What Mom never told you about manufacturing careers

By Susan Pohorski

If you grew up in the 1970s you probably thought manufacturing was dirty, dumb and dangerous. Your mom probably didn’t encourage you to follow that career path. “Go to law school. Get an MBA. Become a doctor or marry a doctor,” was probably her advice. That was then, this is now. 

Today, manufacturing is high tech, high skill, safe and clean. Not only that, you can make an average of $53,000 per year working in industry. Don’t be that mom. Tell your kids there are some great careers in manufacturing and you can get there pretty quickly without a lot of student loan debt. 

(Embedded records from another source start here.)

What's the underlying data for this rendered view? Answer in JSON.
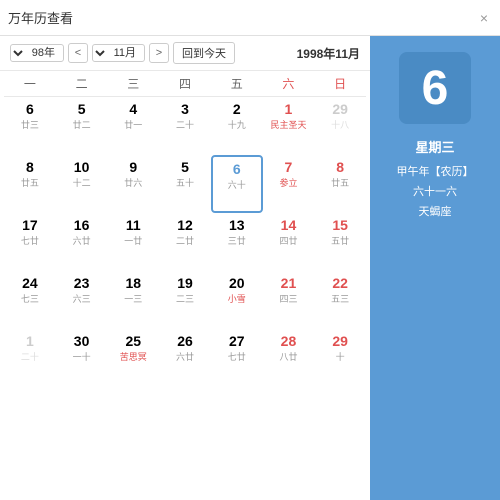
{
  "window": {
    "title": "万年历查看",
    "close_label": "×"
  },
  "left_panel": {
    "day": "6",
    "weekday": "星期三",
    "line1": "【农历】甲午年",
    "line2": "六十一六",
    "line3": "天蝎座"
  },
  "header": {
    "today_btn": "回到今天",
    "prev_label": "<",
    "next_label": ">",
    "month_value": "11月",
    "year_value": "98年",
    "full_label": "1998年11月"
  },
  "weekdays": [
    "日",
    "六",
    "五",
    "四",
    "三",
    "二",
    "一"
  ],
  "weeks": [
    [
      {
        "solar": "29",
        "lunar": "十八",
        "type": "normal",
        "isOtherMonth": true
      },
      {
        "solar": "1",
        "lunar": "民主圣天",
        "type": "holiday",
        "isOtherMonth": false
      },
      {
        "solar": "2",
        "lunar": "十九",
        "type": "normal",
        "isOtherMonth": false
      },
      {
        "solar": "3",
        "lunar": "二十",
        "type": "normal",
        "isOtherMonth": false
      },
      {
        "solar": "4",
        "lunar": "廿一",
        "type": "normal",
        "isOtherMonth": false
      },
      {
        "solar": "5",
        "lunar": "廿二",
        "type": "normal",
        "isOtherMonth": false
      },
      {
        "solar": "6",
        "lunar": "廿三",
        "type": "normal",
        "isOtherMonth": false
      }
    ],
    [
      {
        "solar": "8",
        "lunar": "廿五",
        "type": "normal",
        "isOtherMonth": false
      },
      {
        "solar": "7",
        "lunar": "参立",
        "type": "special",
        "isOtherMonth": false
      },
      {
        "solar": "6",
        "lunar": "六十",
        "type": "today",
        "isOtherMonth": false
      },
      {
        "solar": "5",
        "lunar": "五十",
        "type": "normal",
        "isOtherMonth": false
      },
      {
        "solar": "9",
        "lunar": "廿六",
        "type": "normal",
        "isOtherMonth": false
      },
      {
        "solar": "10",
        "lunar": "十二",
        "type": "normal",
        "isOtherMonth": false
      },
      {
        "solar": "8",
        "lunar": "廿五",
        "type": "normal",
        "isOtherMonth": false
      }
    ],
    [
      {
        "solar": "15",
        "lunar": "五廿",
        "type": "normal",
        "isOtherMonth": false
      },
      {
        "solar": "14",
        "lunar": "四廿",
        "type": "normal",
        "isOtherMonth": false
      },
      {
        "solar": "13",
        "lunar": "三廿",
        "type": "normal",
        "isOtherMonth": false
      },
      {
        "solar": "12",
        "lunar": "二廿",
        "type": "normal",
        "isOtherMonth": false
      },
      {
        "solar": "11",
        "lunar": "一廿",
        "type": "normal",
        "isOtherMonth": false
      },
      {
        "solar": "16",
        "lunar": "六廿",
        "type": "normal",
        "isOtherMonth": false
      },
      {
        "solar": "17",
        "lunar": "七廿",
        "type": "normal",
        "isOtherMonth": false
      }
    ],
    [
      {
        "solar": "22",
        "lunar": "五三",
        "type": "normal",
        "isOtherMonth": false
      },
      {
        "solar": "21",
        "lunar": "四三",
        "type": "normal",
        "isOtherMonth": false
      },
      {
        "solar": "20",
        "lunar": "小雪",
        "type": "holiday",
        "isOtherMonth": false
      },
      {
        "solar": "19",
        "lunar": "二三",
        "type": "normal",
        "isOtherMonth": false
      },
      {
        "solar": "18",
        "lunar": "一三",
        "type": "normal",
        "isOtherMonth": false
      },
      {
        "solar": "23",
        "lunar": "六三",
        "type": "normal",
        "isOtherMonth": false
      },
      {
        "solar": "24",
        "lunar": "七三",
        "type": "normal",
        "isOtherMonth": false
      }
    ],
    [
      {
        "solar": "29",
        "lunar": "十",
        "type": "normal",
        "isOtherMonth": false
      },
      {
        "solar": "28",
        "lunar": "八廿",
        "type": "normal",
        "isOtherMonth": false
      },
      {
        "solar": "27",
        "lunar": "七廿",
        "type": "normal",
        "isOtherMonth": false
      },
      {
        "solar": "26",
        "lunar": "六廿",
        "type": "normal",
        "isOtherMonth": false
      },
      {
        "solar": "25",
        "lunar": "苦思冥",
        "type": "holiday",
        "isOtherMonth": false
      },
      {
        "solar": "30",
        "lunar": "一十",
        "type": "normal",
        "isOtherMonth": false
      },
      {
        "solar": "1",
        "lunar": "二十",
        "type": "normal",
        "isOtherMonth": true
      }
    ]
  ]
}
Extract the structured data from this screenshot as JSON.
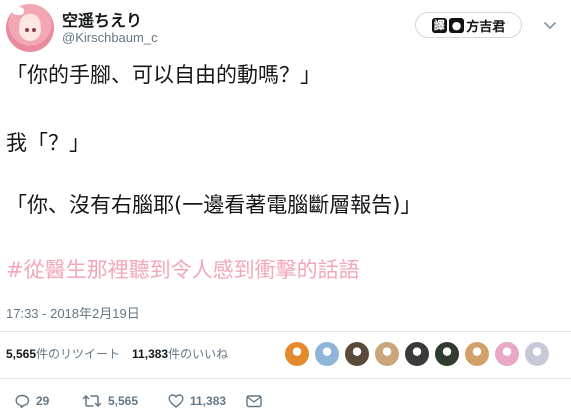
{
  "tweet": {
    "display_name": "空遥ちえり",
    "handle": "@Kirschbaum_c",
    "watermark": {
      "box": "譯",
      "text": "方吉君"
    },
    "lines": [
      "「你的手腳、可以自由的動嗎？」",
      "我「？」",
      "「你、沒有右腦耶(一邊看著電腦斷層報告)」"
    ],
    "hashtag": "#從醫生那裡聽到令人感到衝擊的話語",
    "timestamp": "17:33 - 2018年2月19日"
  },
  "stats": {
    "retweets_count": "5,565",
    "retweets_label": "件のリツイート",
    "likes_count": "11,383",
    "likes_label": "件のいいね"
  },
  "likers": {
    "colors": [
      "#e58a2b",
      "#8fb6d8",
      "#5a4a3a",
      "#c9a77a",
      "#3a3a3a",
      "#2f3b2f",
      "#d4a06a",
      "#e9a9c6",
      "#c7c9d6"
    ]
  },
  "actions": {
    "reply_count": "29",
    "retweet_count": "5,565",
    "like_count": "11,383"
  },
  "colors": {
    "hashtag": "#f3a7b8",
    "secondary_text": "#657786",
    "divider": "#e1e8ed"
  }
}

This month, Wisconsin employers are throwing open their doors and inviting young people to see for themselves what today’s manufacturing environment and opportunities are like. School groups will take part in some of the activities, but if your student doesn’t have that option, you can create it for them. Check out Wisconsin Manufacturing Month events in your area. 

For example TLX Technologies in Pewaukee will offer presentations, tours and hands-on demonstrations. Caterpillar is offering events in several locations showcasing careers in both skilled and professional fields. At Graphics System Corp. of Menomonee Falls students can explore 3-D printing and OEM Fabricators, Inc. will offer public tours at their Woodville facility.

Young students watch welder.The technical colleges are also hosting Manufacturing Month events. Nicolet College, Northcentral and Mid-state Technical Colleges will participate in the 3rd Annual Heavy Metal Tour for eighth graders and their parents on Wednesday, Oct. 8. Contact your local college to find out what is happening there.

Top in-demand career fields in manufacturing include: machinist, maintenance technician, safety specialist and machine operator. Wisconsin’s technical colleges offer certificates, diplomas and degrees in these fields with programs shaped by local employers. The technical colleges are also hosting Manufacturing Month events. Check with your local college to find out more. 

Early exposure to these career opportunities can give students the motivation to gain skills in science, technology and math. Putting these skills in context helps motivate learning. Showing students why they need to learn science, technology and math can make a difference. 

"Middle school, that's where we need to catch them," Ginger Wange, Science and Technology Development Manager at Twin Cities Public Television, told attendees at the Women in Manufacturing Summit. 

Take a look at modern manufacturing with your student during Manufacturing Month. Your kids will thank you later.